Posted in Fair Debt Collection Practices Act

In a recent decision, the Alaska Supreme Court found that requiring a debt collector and attorneys to comply with Alaska’s Unfair Trade Practices and Consumer Protection Act (UPTA) does not infringe on their Constitutional right to petition the government as set out in the Noerr-Pennington doctrine. (Pepper v. Routh Crabtree, APC, et al., No. 6437 (Nov. 20, 2009).
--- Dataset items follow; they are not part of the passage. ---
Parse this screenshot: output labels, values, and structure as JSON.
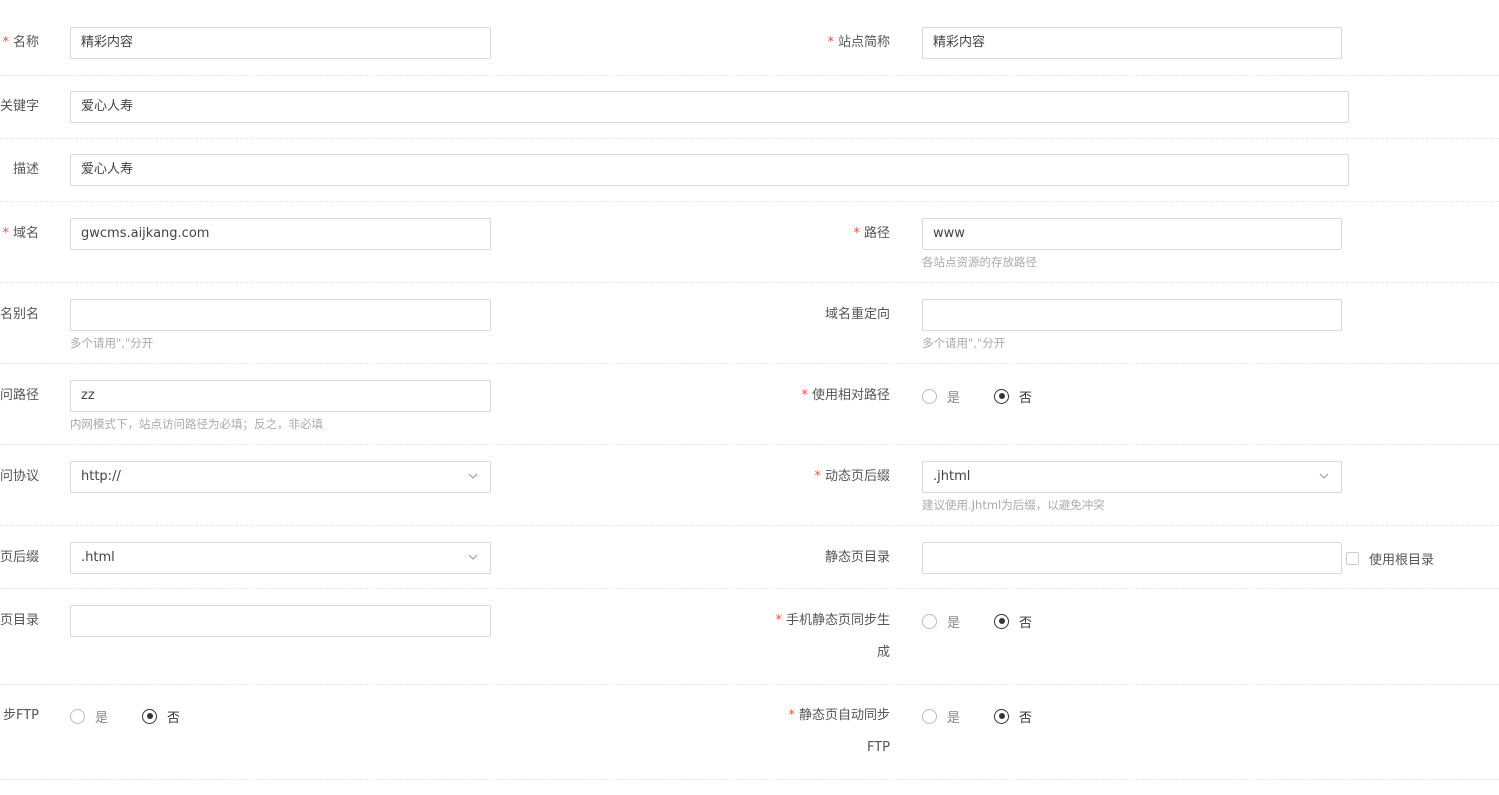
{
  "form": {
    "name": {
      "label": "名称",
      "value": "精彩内容"
    },
    "short_name": {
      "label": "站点简称",
      "value": "精彩内容"
    },
    "keywords": {
      "label": "关键字",
      "value": "爱心人寿"
    },
    "description": {
      "label": "描述",
      "value": "爱心人寿"
    },
    "domain": {
      "label": "域名",
      "value": "gwcms.aijkang.com"
    },
    "path": {
      "label": "路径",
      "value": "www",
      "hint": "各站点资源的存放路径"
    },
    "domain_alias": {
      "label": "名别名",
      "value": "",
      "hint": "多个请用\",\"分开"
    },
    "domain_redirect": {
      "label": "域名重定向",
      "value": "",
      "hint": "多个请用\",\"分开"
    },
    "access_path": {
      "label": "问路径",
      "value": "zz",
      "hint": "内网模式下，站点访问路径为必填；反之，非必填"
    },
    "relative_path": {
      "label": "使用相对路径",
      "options": [
        "是",
        "否"
      ],
      "selected": "否"
    },
    "access_protocol": {
      "label": "问协议",
      "value": "http://"
    },
    "dynamic_suffix": {
      "label": "动态页后缀",
      "value": ".jhtml",
      "hint": "建议使用.Jhtml为后缀，以避免冲突"
    },
    "static_suffix": {
      "label": "页后缀",
      "value": ".html"
    },
    "static_dir": {
      "label": "静态页目录",
      "value": "",
      "checkbox_label": "使用根目录"
    },
    "mobile_static_dir": {
      "label": "页目录",
      "value": ""
    },
    "mobile_static_sync": {
      "label_line1": "手机静态页同步生",
      "label_line2": "成",
      "options": [
        "是",
        "否"
      ],
      "selected": "否"
    },
    "sync_ftp": {
      "label": "步FTP",
      "options": [
        "是",
        "否"
      ],
      "selected": "否"
    },
    "static_auto_ftp": {
      "label_line1": "静态页自动同步",
      "label_line2": "FTP",
      "options": [
        "是",
        "否"
      ],
      "selected": "否"
    }
  },
  "colors": {
    "required_star": "#f5503a",
    "border": "#d9d9d9",
    "hint": "#aaaaaa"
  }
}
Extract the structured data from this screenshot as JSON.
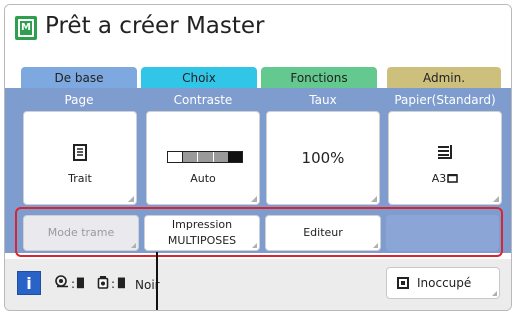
{
  "title": "Prêt a créer Master",
  "master_icon_letter": "M",
  "tabs": [
    {
      "label": "De base",
      "color": "#7ea8e0",
      "active": true
    },
    {
      "label": "Choix",
      "color": "#31c6e8",
      "active": false
    },
    {
      "label": "Fonctions",
      "color": "#63c98e",
      "active": false
    },
    {
      "label": "Admin.",
      "color": "#cdbf7c",
      "active": false
    }
  ],
  "columns": [
    {
      "header": "Page",
      "value": "Trait",
      "icon": "document-icon"
    },
    {
      "header": "Contraste",
      "value": "Auto",
      "icon": "contrast-scale-icon"
    },
    {
      "header": "Taux",
      "value": "100%",
      "icon": ""
    },
    {
      "header": "Papier(Standard)",
      "value": "A3",
      "icon": "paper-stack-icon"
    }
  ],
  "buttons": {
    "mode_trame": "Mode trame",
    "impression_line1": "Impression",
    "impression_line2": "MULTIPOSES",
    "editeur": "Editeur"
  },
  "status": {
    "info": "i",
    "drum_count": "█",
    "ink_count": "█",
    "ink_color": "Noir",
    "state": "Inoccupé"
  },
  "colors": {
    "panel": "#7f9ccf",
    "frame": "#d9252f",
    "info": "#2a63c7",
    "contrast_scale": [
      "#ffffff",
      "#9a9a9a",
      "#9a9a9a",
      "#9a9a9a",
      "#111111"
    ]
  }
}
In Pepper, plaintiff Robin Pepper allegedly wrote 15 bad checks. The affected merchants assigned the dishonored checks to CRI, LLC (“Checkrite”) for collection, who retained the Routh Crabtree APC law firm to recover the debt. Routh Crabtree sent a demand letter to Pepper to an address that did not appear on the dishonored checks, was not an address at which Pepper had ever lived and did not appear to correspond to an actual building. When Pepper did not pay the debt, Routh Crabtree filed suit in state court to collect the debt and personally served Pepper with the summons. The Alaska Legal Services Corporation (ALSC) notified Routh Crabtree that it would be representing Pepper, but that there was insufficient service of process therefore Pepper would not be filing an answer. Without notifying ALSC, Checkrite sought the entry of default judgment against Pepper, which the court entered. Thereafter, Checkrite withdrew its petition for default judgment. On that same day, Pepper sued Routh Crabtree, the attorney Richard Crabtree and Checkrite in state court, alleging that the following three acts constituted “unfair or deceptive acts or practices” in violation of the UTPA: (1) the written demand was in violation of Alaska law (AS 09.68.115) which requires that written demands be personally delivered or sent via first class mail to “the address shown on the dishonored check”; (2) Pepper is mentally disabled and therefore defendants made a false averment to the court when they stated that she was competent; and (3) the attorney defendants violated Alaska law that required them to notify Pepper’s attorney before applying for entry of default judgment.